Years ago, just after launching my business as a leadership coach and organizational consultant, I decided to market myself through speaking engagements. Organizations like the Rotary Club need a new speaker every week and this newly minted sole-practitioner needed both the practice and the exposure.
I secured a listing in Rotary’s online speaker’s bureau for San Diego county and was fortunate to receive a few invitations. One of these was a lunchtime engagement for a club about 30 miles from my home. I was assured that this was a lively and well-attended meeting, with “at least 20 to 25” participants on a regular basis.
I was diligent in my preparation, I dressed for success and I showed up plenty early for the event. Upon arrival, the well-inflated balloon of my anticipation started to leak a little air. At first it was because the restaurant’s “private meeting room” was no more than a converted back-room storage area just off the kitchen. This means that it was both small and noisy.
The loss of air continued when, at five minutes before noon there were only four people there. If you know anything about Rotary you know that it is a punctual organization. I’ve been to at least a dozen different clubs over the years and not one has failed to start on time.
It seemed a long shot that four people was going to turn into “at least 20 to 25” in the next few minutes so I launched into what can only be described as a good, strong sulk. Picking at my Cobb salad I felt a warm rush of self-pity punctuated with the question, “What the hell am I doing here? I dressed my best, prepared myself and drove all this way, and for what?”
I felt cheated, for sure, and worse than that, I was stuck.
When it was obvious that the meeting was about to begin and there were, and would only be, six people in attendance, I snapped out of it and made a decision. I saw the faces of my mentors looking back at me, I examined the truth of my own intentions and I decided that if I was going to do this, I wasn’t just going to survive it, I was going to make a splash. I found a way to turn that surge of self-pity into a surge of productive energy and I decided to speak to those six people no differently that I would speak to 60 or even 600.
I decided to give them all I had. I gave them my very best.
As a result – would you believe it? – one of those six thrust a business card into my hand and invited me to meet with his organization. That meeting, just days later, turned into a bona fide project that itself became a multi-year engagement. It was the most significant financial transaction of my first year in business, by far. It is the reason that my business got off the ground and that seven fortunate and meaningful years later I can look back on it with so much pride and appreciation.

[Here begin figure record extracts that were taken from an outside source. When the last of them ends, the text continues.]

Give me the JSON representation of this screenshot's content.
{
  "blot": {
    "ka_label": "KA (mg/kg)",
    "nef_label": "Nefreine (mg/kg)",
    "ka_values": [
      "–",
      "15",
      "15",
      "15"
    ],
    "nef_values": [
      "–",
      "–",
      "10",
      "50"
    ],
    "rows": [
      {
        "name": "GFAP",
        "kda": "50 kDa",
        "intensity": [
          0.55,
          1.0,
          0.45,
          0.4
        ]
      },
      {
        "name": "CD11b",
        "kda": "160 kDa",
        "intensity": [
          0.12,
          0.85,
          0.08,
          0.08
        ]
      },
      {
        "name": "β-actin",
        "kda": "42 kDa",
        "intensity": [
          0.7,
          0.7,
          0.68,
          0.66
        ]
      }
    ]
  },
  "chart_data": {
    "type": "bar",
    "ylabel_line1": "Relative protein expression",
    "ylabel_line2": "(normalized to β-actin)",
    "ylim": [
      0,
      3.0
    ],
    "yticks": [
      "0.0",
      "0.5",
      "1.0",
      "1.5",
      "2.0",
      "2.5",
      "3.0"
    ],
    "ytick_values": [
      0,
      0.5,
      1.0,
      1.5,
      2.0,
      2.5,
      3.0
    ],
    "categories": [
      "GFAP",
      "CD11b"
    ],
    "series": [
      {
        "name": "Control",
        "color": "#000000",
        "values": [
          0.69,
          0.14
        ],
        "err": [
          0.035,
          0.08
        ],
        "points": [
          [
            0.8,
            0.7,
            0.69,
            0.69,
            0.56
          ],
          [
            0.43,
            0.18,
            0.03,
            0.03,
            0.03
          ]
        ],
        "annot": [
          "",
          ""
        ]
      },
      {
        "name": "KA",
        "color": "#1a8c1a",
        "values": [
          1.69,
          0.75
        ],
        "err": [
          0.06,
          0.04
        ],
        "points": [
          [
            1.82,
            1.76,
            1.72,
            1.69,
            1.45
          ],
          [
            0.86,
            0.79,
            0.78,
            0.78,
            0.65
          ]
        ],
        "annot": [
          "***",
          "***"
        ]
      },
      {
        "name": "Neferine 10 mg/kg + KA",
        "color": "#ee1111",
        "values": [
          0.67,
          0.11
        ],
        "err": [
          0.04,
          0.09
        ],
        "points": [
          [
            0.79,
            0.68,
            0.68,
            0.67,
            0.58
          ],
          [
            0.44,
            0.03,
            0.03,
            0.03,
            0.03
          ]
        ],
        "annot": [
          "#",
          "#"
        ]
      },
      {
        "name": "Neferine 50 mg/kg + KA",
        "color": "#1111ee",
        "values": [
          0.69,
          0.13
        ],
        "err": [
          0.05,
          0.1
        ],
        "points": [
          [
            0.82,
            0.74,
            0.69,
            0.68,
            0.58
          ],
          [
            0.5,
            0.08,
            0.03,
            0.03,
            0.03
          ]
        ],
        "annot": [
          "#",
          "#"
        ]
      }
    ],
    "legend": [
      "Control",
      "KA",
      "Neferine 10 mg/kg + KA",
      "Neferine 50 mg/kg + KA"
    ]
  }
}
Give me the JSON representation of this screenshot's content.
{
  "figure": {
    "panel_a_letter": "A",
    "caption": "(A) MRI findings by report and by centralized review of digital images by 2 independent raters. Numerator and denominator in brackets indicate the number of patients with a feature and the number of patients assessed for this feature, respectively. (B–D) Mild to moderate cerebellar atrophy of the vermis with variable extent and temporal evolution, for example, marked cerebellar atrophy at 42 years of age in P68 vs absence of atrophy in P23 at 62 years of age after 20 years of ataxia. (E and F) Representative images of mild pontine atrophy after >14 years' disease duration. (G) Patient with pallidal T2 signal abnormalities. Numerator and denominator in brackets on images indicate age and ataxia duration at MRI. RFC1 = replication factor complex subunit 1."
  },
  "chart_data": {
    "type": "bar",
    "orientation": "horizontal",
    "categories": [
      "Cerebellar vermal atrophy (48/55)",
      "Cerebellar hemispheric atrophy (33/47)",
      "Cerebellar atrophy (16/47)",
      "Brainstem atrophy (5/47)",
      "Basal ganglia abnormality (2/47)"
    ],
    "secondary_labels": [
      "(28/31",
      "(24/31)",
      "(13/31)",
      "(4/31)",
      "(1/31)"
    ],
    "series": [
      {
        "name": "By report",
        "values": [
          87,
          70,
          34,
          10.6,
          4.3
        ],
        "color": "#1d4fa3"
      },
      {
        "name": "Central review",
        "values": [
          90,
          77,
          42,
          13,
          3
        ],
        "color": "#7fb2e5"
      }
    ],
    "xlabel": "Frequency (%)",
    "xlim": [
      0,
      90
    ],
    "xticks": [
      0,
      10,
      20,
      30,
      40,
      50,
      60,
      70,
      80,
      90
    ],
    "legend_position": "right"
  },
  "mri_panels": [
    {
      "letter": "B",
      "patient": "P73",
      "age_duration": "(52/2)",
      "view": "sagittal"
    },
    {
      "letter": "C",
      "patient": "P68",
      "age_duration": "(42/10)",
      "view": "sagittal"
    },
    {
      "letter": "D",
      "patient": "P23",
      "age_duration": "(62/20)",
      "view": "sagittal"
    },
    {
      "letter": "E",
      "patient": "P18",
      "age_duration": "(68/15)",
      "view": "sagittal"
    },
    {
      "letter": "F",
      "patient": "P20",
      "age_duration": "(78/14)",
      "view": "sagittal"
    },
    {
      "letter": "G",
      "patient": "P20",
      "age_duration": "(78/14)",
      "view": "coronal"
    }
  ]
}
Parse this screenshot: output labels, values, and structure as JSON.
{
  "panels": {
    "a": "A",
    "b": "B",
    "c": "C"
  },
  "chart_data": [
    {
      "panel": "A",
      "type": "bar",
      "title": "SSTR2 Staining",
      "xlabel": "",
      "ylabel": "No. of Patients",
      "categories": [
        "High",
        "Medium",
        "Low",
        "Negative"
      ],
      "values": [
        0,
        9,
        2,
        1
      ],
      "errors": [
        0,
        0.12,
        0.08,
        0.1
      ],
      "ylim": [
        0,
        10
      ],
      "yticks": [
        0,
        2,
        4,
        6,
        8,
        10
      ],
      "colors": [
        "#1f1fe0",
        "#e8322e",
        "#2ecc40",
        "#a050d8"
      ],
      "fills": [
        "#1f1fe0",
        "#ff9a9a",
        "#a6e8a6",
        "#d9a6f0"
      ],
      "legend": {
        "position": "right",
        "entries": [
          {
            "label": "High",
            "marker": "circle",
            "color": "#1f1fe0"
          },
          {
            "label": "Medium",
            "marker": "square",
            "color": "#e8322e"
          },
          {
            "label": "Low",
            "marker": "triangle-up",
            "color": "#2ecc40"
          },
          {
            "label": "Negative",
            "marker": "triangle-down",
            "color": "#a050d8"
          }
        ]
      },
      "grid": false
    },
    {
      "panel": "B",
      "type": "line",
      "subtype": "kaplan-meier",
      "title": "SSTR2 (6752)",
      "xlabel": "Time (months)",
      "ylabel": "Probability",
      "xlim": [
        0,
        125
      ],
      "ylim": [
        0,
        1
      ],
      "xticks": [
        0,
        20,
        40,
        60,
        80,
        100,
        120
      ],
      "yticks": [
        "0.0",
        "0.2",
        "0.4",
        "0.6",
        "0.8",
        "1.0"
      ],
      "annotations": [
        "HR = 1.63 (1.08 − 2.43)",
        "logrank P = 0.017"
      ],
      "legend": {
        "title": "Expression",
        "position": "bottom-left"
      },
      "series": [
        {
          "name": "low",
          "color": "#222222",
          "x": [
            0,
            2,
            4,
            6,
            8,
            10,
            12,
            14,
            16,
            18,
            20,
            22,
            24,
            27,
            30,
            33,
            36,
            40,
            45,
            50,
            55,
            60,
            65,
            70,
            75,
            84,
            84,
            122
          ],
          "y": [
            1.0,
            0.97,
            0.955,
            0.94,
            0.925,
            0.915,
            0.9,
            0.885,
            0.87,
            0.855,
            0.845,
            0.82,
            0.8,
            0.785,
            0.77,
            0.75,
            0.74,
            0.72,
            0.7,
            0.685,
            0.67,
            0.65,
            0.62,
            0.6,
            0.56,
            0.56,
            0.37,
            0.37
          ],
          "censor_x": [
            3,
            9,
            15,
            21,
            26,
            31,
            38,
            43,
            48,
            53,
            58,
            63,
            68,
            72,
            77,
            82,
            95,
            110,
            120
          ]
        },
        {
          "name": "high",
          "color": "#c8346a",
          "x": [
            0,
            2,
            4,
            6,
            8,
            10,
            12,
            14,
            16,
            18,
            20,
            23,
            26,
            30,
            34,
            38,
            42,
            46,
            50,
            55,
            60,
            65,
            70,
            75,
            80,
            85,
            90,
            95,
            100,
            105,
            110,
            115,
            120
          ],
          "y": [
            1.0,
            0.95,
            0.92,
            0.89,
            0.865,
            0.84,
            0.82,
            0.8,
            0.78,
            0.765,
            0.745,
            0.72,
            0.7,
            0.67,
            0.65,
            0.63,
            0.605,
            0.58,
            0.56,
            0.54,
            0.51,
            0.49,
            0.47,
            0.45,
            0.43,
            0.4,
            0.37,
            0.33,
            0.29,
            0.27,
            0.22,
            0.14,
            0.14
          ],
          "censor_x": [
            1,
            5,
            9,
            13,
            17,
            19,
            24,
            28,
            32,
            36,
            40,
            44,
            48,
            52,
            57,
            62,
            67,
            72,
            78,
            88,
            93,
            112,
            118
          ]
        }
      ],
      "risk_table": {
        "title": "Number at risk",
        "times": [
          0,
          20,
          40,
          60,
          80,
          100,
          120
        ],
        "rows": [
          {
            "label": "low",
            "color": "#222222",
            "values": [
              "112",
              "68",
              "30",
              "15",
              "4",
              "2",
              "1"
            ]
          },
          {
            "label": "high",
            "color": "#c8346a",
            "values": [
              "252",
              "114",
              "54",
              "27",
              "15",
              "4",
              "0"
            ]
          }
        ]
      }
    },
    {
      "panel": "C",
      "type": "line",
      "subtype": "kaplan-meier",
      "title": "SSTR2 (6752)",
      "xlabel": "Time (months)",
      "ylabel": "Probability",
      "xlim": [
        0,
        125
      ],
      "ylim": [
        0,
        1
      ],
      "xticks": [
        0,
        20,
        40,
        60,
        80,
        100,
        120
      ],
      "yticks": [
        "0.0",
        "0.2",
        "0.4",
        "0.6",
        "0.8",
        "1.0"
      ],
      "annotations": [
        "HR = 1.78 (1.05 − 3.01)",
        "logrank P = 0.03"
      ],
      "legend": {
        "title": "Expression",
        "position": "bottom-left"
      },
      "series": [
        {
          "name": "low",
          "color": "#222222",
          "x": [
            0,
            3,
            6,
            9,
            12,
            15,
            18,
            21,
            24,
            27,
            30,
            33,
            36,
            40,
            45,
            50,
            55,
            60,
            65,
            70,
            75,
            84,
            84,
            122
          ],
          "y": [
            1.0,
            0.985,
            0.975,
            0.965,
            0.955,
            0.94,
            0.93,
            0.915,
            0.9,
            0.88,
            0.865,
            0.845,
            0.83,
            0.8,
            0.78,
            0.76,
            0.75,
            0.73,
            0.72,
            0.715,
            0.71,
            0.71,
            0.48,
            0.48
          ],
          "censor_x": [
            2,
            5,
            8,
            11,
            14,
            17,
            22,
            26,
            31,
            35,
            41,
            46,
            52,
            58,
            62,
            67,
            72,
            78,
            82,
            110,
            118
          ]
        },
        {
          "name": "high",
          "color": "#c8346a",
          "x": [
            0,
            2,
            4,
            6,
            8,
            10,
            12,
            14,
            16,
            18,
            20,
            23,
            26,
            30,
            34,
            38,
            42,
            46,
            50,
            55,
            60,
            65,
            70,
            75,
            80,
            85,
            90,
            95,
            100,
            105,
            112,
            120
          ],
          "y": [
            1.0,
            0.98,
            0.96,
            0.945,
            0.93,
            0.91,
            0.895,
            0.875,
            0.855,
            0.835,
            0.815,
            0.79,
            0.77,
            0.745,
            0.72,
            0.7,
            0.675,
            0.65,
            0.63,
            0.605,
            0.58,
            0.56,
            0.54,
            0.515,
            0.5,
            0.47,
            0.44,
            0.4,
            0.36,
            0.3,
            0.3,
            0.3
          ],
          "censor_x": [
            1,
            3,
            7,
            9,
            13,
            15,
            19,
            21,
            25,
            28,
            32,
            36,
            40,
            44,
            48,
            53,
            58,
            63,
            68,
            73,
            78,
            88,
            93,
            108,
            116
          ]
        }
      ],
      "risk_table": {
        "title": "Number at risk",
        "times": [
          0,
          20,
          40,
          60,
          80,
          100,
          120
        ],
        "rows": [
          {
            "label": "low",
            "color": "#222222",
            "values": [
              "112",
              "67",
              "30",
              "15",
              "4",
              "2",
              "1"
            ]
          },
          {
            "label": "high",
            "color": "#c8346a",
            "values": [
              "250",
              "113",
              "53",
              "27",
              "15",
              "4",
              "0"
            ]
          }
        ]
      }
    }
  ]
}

All of that because I decided to show up, not just to fulfill an expectation, but to give myself the gift of being able to look in the mirror with the pride of full commitment. I needed that badly and I also needed a reminder of what I will never forget: that it is never my place to predict or assume the outcome of my efforts. It is only my place to do the very best that I can do and trust that the rest will take care of itself.